Please note, these are only suggestions. If you have a valuable piece, or sentimental piece, I recommend you take it to a professional who cleans antique textiles. Contact me for recommendations. I cannot be held responsible to any damage that might occur or if you are unsuccessful in removing a stain.

Before cleaning a vintage textile, many factors must be considered: fabric type, weight, age and condition. Some vintage linens are delicate with fine lace and handwork, while others are strong. Some vintage linens have seen considerable use while others were stored away unused for generations. If you have a specific problem, contact me, and I may be able to help you with more detailed instructions. DO NOT wash your antique quilt!! See my Quilt Care Page for help with your precious quilts!

Cleaning procedures should be limited to hand washing, soaking and line drying only. Machine washing and drying is not recommended. Soaking and hand washing should be conducted in large basins and recommend that cold to lukewarm water be used. Do not try to clean too many items at once.

I prefer "Perk" (www.twinpines.com) and "Restoration". They are both special soaks for delicate textiles. Perk can be used on silk and taffeta. And your textile can soak for up to a week. Restoration removes yellow age stains like nothing I have seen before, but cannot be used on silk. Be sure to rinse both these products thoroughly…if not, Restoration can lead to brown stains when heated with a very hot iron…it's easily removed with another soak and rinse…but do you really want to bother? Rinse it well the first time.

I tend to stay away from Oxy products…and they should never be used on silk or wool.

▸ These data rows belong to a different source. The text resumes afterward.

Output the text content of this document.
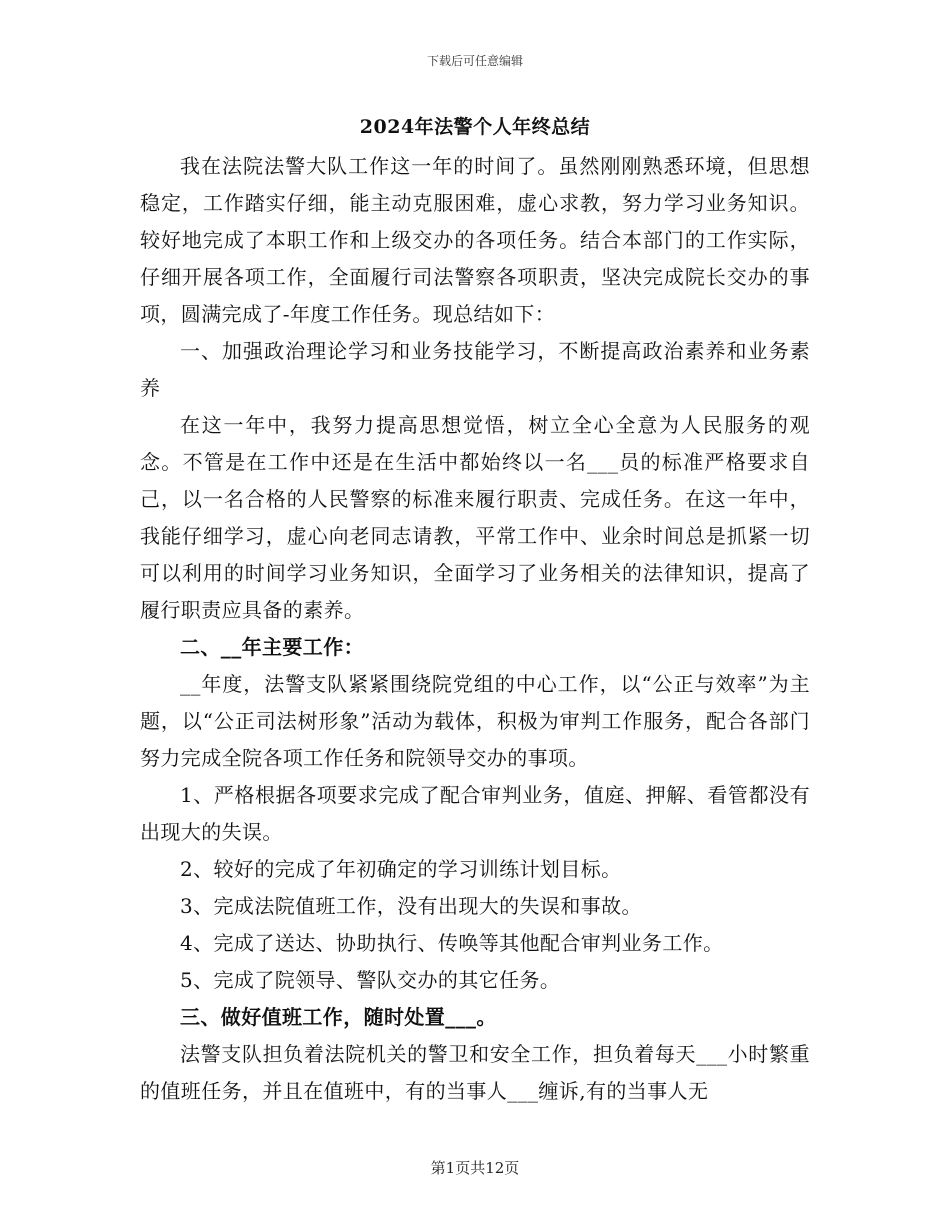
下载后可任意编辑
2024年法警个人年终总结

我在法院法警大队工作这一年的时间了。虽然刚刚熟悉环境，但思想稳定，工作踏实仔细，能主动克服困难，虚心求教，努力学习业务知识。较好地完成了本职工作和上级交办的各项任务。结合本部门的工作实际，仔细开展各项工作，全面履行司法警察各项职责，坚决完成院长交办的事项，圆满完成了-年度工作任务。现总结如下：

一、加强政治理论学习和业务技能学习，不断提高政治素养和业务素养

在这一年中，我努力提高思想觉悟，树立全心全意为人民服务的观念。不管是在工作中还是在生活中都始终以一名___员的标准严格要求自己，以一名合格的人民警察的标准来履行职责、完成任务。在这一年中，我能仔细学习，虚心向老同志请教，平常工作中、业余时间总是抓紧一切可以利用的时间学习业务知识，全面学习了业务相关的法律知识，提高了履行职责应具备的素养。

二、__年主要工作：

__年度，法警支队紧紧围绕院党组的中心工作，以“公正与效率”为主题，以“公正司法树形象”活动为载体，积极为审判工作服务，配合各部门努力完成全院各项工作任务和院领导交办的事项。

1、严格根据各项要求完成了配合审判业务，值庭、押解、看管都没有出现大的失误。

2、较好的完成了年初确定的学习训练计划目标。

3、完成法院值班工作，没有出现大的失误和事故。

4、完成了送达、协助执行、传唤等其他配合审判业务工作。

5、完成了院领导、警队交办的其它任务。

三、做好值班工作，随时处置___。

法警支队担负着法院机关的警卫和安全工作，担负着每天___小时繁重的值班任务，并且在值班中，有的当事人___缠诉,有的当事人无

第1页共12页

If you don't want to invest in a special Textile Wash, try this:
Start with an overnight soak in cold water in a large basin or tub.
Drain it and fill again with cool water and Woolite works.
Gently agitate with your hands, no scrubbing!
Drain again and rinse several times in cool water.
Gently pat to remove some of the excess water, do not ring or handle in a harsh manner, let it drip! Hang dry on a line or a drying rack.
If the textile is easily distorted, like a lace doily or tablecloth, lay it flat to dry. Please note **Lace gets VERY HEAVY when it's wet...it is very delicate and likely to tear if not handled carefully.**
Sunshine can lighten some age marks and light stains.

When ironing vintage linens, use a well padded ironing board and a clean steam iron. Use the proper iron temperature for each fabric. Steam helps smooth out wrinkles as long as the iron´s heat setting is appropriate for steam. If unsure of the fabric content, start with a very low heat setting and test a small section first.

While ironing always keep the iron moving while smoothing and positioning the piece with your other hand. This will prevent iron impressions and scorching.

Heavily wrinkled pieces can be first steam pressed to lie flat, then lightly dampened with a water spray bottle. A second ironing should make the wrinkles disappear.

I prefer to iron my linens when they are still slightly damp.

I do not recommend using spray starch…starch is a food product…and unless you use your linens or intend on washing them every 6 months, it's going to attract bugs…silverfish love it.

Before storing your Antique linens, clothes etc., make sure they are cleaned. Stains can set in and show up years later. Perspiration marks on clothes especially.